元社員は論文上、社名を伏せて肩書を当時非常勤講師だった「大阪市立大」としていた。調査結果によると、元社員はその理由について「大阪市立大の非常勤講師として研究に参加していたため、許されると思い込んでいた」と釈明したという。また、調査結果は「5大学の研究者は元社員がノ社の社員であることを、認識していたか、認識してしかるべきだった」との見方を示した。
ノ社が府立医大だけでなく、他の4大学の臨床試験も奨学寄付金で支援していたことも判明したが、金額は公表しなかった。調査報告書は「ノ社は奨学寄付金が臨床試験の支援に用いられることを意図し、大学も認識していた」と指摘した。
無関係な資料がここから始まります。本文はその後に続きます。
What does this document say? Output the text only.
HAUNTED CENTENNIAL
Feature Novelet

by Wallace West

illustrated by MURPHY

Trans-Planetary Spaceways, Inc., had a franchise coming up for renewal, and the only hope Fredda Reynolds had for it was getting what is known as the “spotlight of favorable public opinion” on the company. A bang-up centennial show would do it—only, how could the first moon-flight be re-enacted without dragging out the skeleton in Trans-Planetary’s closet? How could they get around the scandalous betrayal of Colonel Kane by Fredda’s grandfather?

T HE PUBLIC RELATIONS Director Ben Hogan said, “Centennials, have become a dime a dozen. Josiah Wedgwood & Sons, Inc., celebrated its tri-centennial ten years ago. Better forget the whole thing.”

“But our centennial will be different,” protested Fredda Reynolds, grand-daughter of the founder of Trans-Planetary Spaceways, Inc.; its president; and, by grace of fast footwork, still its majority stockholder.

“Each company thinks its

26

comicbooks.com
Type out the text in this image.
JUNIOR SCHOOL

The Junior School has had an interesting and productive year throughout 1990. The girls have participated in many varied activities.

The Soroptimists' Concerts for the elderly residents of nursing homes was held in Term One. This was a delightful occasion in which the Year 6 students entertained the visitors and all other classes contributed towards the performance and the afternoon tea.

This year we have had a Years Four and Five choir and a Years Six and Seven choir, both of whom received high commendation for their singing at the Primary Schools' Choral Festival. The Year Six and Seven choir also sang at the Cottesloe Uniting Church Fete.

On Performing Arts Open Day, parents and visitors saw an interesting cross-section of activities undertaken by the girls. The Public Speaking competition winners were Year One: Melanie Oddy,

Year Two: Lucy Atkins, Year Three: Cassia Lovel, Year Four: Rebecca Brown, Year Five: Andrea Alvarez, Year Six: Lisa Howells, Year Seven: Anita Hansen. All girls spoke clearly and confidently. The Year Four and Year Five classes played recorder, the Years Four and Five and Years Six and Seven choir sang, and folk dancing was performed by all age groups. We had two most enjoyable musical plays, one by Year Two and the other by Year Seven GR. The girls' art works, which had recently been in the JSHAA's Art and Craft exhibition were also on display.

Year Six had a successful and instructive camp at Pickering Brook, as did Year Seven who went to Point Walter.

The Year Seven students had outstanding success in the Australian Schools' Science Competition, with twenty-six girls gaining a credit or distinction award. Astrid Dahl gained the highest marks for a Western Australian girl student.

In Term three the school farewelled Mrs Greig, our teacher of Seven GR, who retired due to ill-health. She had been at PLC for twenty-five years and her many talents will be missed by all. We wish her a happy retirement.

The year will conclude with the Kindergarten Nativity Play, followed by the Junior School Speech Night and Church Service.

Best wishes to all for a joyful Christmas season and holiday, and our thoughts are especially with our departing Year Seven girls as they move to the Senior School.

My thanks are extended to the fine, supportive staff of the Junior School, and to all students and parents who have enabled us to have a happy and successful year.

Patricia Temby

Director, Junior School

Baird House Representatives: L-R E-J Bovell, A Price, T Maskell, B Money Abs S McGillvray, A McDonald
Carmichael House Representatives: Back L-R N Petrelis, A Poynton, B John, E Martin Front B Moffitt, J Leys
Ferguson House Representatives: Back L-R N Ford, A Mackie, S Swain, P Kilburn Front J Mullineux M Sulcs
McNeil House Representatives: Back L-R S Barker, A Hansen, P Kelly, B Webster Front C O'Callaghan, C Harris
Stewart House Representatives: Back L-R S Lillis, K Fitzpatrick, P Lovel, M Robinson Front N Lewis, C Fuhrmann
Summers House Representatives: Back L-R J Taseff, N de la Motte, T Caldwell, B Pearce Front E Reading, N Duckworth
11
一方、試験に深く関係した多くの社員は既に退職し、聞き取りできていない。【河内敏康、八田浩輔】
【ことば】
◇ノバルティスファーマ
世界140カ国以上に展開するノバルティス(スイス・バーゼル)の日本法人として1997年設立。医薬品の開発や輸入、製造、販売を行う。社員数は4417人(2013年1月現在)。12年の売上高は3234億円。
◇バルサルタン
ノバルティスファーマが商品名ディオバンで2000年に販売を開始した。発売後の02〜04年に東京慈恵会医大や京都府立医大など5大学で臨床試験がされ、血圧を下げる以外にも脳卒中などに効果があると結論づけられた。だが府立医大の論文でデータ操作が明らかになり、各大学がデータを検証している。